"'Straits,' says Wheaton, 'are passages communicating from one sea to another. If the navigation of the two seas thus connected is free, the navigation of the channel by which they are connected ought also to be free. Even if such strait be bounded, on both sides, by the territory of the same sovereign, and is at the same time so narrow as to be commanded by cannon-shot from both shores, the exclusive territorial jurisdiction of that sovereign is controlled by the right of other nations to communicate with the seas thus connected. Such right may, however, be modified by special compact, adopting those regulations which are indispensably necessary to the security of the State whose interior waters thus form the channel of communication between different seas, the navigation of which is free to other nations. Thus the passage of the strait may remain free to the private merchant vessels of those nations having a right to navigate the seas it connects, whilst it is shut to all foreign armed ships in time of peace.

"'So long as the shores of the Black sea were exclusively possessed by Turkey, that sea might, with propriety, be considered a mare clausum; and there seems no reason to question the right of the Ottoman Porte to exclude other nations from navigating the passage which connects it with the Mediterranean—both shores of this passage being at the same time portions of the Turkish territory; but since the territorial acquisitions made by Russia, and the commercial establishments formed by her on the shores of the Euxine, both that empire and other maritime powers have become entitled to participate in the commerce of the Black sea, and consequently to the free navigation of the Dardanelles and the Bosphorus.

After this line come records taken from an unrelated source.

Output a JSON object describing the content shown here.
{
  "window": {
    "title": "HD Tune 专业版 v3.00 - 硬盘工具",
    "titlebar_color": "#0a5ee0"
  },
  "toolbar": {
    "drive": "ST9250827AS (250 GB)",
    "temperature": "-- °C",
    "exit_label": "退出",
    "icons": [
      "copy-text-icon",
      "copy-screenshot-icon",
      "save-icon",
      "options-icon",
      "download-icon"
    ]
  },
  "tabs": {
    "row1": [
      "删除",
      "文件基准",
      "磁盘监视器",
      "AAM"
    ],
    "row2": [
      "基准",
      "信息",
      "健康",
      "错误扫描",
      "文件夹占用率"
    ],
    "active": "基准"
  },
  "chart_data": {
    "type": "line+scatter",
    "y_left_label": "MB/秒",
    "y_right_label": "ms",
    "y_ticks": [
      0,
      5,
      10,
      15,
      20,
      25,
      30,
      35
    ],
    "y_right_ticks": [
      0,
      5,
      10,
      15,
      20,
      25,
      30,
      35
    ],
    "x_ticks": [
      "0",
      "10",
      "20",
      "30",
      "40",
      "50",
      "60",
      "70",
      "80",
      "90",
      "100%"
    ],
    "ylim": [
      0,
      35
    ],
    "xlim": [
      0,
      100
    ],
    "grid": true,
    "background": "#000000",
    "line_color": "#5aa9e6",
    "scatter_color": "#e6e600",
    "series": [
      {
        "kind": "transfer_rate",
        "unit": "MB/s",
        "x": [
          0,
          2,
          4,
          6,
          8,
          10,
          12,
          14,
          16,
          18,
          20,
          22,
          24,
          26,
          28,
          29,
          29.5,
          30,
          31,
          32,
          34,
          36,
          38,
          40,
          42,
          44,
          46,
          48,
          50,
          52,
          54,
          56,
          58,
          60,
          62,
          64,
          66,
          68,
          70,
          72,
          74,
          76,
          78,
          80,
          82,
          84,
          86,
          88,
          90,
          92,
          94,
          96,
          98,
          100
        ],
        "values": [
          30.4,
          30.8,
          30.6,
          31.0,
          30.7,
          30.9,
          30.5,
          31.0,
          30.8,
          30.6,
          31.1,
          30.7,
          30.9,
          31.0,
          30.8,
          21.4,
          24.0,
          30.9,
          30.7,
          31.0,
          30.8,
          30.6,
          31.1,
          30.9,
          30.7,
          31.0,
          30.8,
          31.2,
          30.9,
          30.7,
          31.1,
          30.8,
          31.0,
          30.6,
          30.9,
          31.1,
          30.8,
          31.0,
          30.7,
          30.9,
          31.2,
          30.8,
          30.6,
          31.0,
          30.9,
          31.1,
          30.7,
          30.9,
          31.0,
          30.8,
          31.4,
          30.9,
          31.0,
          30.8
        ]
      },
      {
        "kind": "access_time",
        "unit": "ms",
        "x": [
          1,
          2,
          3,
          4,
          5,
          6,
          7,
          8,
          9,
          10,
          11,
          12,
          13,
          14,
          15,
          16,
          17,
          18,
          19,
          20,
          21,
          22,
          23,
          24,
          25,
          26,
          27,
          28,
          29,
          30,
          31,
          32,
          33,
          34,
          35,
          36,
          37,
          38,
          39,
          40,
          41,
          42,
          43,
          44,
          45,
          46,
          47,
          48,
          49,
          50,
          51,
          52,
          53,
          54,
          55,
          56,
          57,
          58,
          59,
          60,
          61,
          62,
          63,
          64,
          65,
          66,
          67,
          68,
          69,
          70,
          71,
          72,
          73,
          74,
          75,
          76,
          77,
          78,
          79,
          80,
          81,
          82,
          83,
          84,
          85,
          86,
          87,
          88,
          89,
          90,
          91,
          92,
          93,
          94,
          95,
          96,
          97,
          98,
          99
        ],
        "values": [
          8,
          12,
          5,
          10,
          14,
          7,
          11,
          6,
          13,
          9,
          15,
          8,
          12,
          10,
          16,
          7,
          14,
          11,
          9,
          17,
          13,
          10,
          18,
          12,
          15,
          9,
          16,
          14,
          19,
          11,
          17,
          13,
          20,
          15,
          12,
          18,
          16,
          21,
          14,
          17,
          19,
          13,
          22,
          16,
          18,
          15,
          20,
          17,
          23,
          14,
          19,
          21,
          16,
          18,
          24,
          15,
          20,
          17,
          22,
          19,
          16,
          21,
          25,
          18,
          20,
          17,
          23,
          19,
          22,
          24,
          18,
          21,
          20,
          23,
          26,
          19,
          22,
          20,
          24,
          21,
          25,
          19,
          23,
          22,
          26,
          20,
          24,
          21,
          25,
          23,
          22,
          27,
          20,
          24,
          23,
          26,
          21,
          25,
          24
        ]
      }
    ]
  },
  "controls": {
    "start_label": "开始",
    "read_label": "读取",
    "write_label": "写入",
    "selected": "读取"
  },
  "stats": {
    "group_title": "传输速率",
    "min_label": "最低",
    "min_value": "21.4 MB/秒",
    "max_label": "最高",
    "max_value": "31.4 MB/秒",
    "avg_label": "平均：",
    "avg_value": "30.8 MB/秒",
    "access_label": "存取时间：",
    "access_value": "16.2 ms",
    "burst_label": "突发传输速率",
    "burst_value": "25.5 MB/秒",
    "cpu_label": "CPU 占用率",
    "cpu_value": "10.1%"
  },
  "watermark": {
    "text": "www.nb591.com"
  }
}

This right was expressly recognised by the seventh article of the treaty of Adrianople, concluded, in 1829, between Russia and the Porte, both as to Russian vessels and those of other European States in amity with Turkey.'—Wheaton's Elements of International Law, page 229.

"The international code, though it affords cases which rest upon the principles involved in this question of the Amazon, yet it affords no case precisely similar and parallel to it.

"In the first place, there is no other river in the world like the Amazon. The treaties of Vienna respecting the great European rivers, and by which the navigation of the Rhine, &c., was declared to be entirely free throughout its whole course, included no case so broad, so comprehensive, so strongly urgent, as is this of the Amazon.

"In the next place, the European rivers simply involved questions purely of commercial convenience; whereas the Amazon not only involves these, but actually includes questions of civilization, of settlement, and of the use of vacant lands, which their proprietors have offered in fee-simple to the laboring men of whatever tongue.

"The valley of the Rhine was already peopled and subdued to cultivation; and, in case the people on its upper waters were barred out through it from the sea, the features of the country were not such as to cut them off from all commercial intercourse with the rest of the world.

"Now, all commercial intercourse between the rest of the world and the Atlantic slopes of those three republics is cut off from the Pacific by the Andes, and there is no other channel to the high seas left except that by way of the Amazon.

"In the case of the great European rivers, the question, as already stated, was chiefly one of commercial convenience and facility of communication; but with the republics of the Amazon it is not only a question of commercial convenience, but a question also of national well-being—of commercial necessity—a question of cultivation and settlement, of immigration, of civilization, and it is even a question of humanity; for, unless the Amazon be opened to those republics, their territories bordering upon it must forever remain a wilderness, and the people who dwell there must ever be stinted in their enjoyment of the blessings of civilization and refined culture.

"If the Mediterranean were shut up—if the nations bordering upon it were denied access, through the straits of Gibraltar, to and from the great common highway of all nations—then, and in that contingency, we should have, in a commercial sense, a case precisely similar to that of the Amazon.

"The Mediterranean powers (that sea being closed) would, we will suppose, do as the three riparian republics of the Amazon have done, viz: proclaim, each for its own ports and waters, the freedom of the seas, and invite all nations to come and trade with them. Would the nation commanding the straits of Gibraltar have the right to do what Brazil has done, less than one month ago, touching this great South American strait, viz: proclaim to the world that no foreign flag should enter there?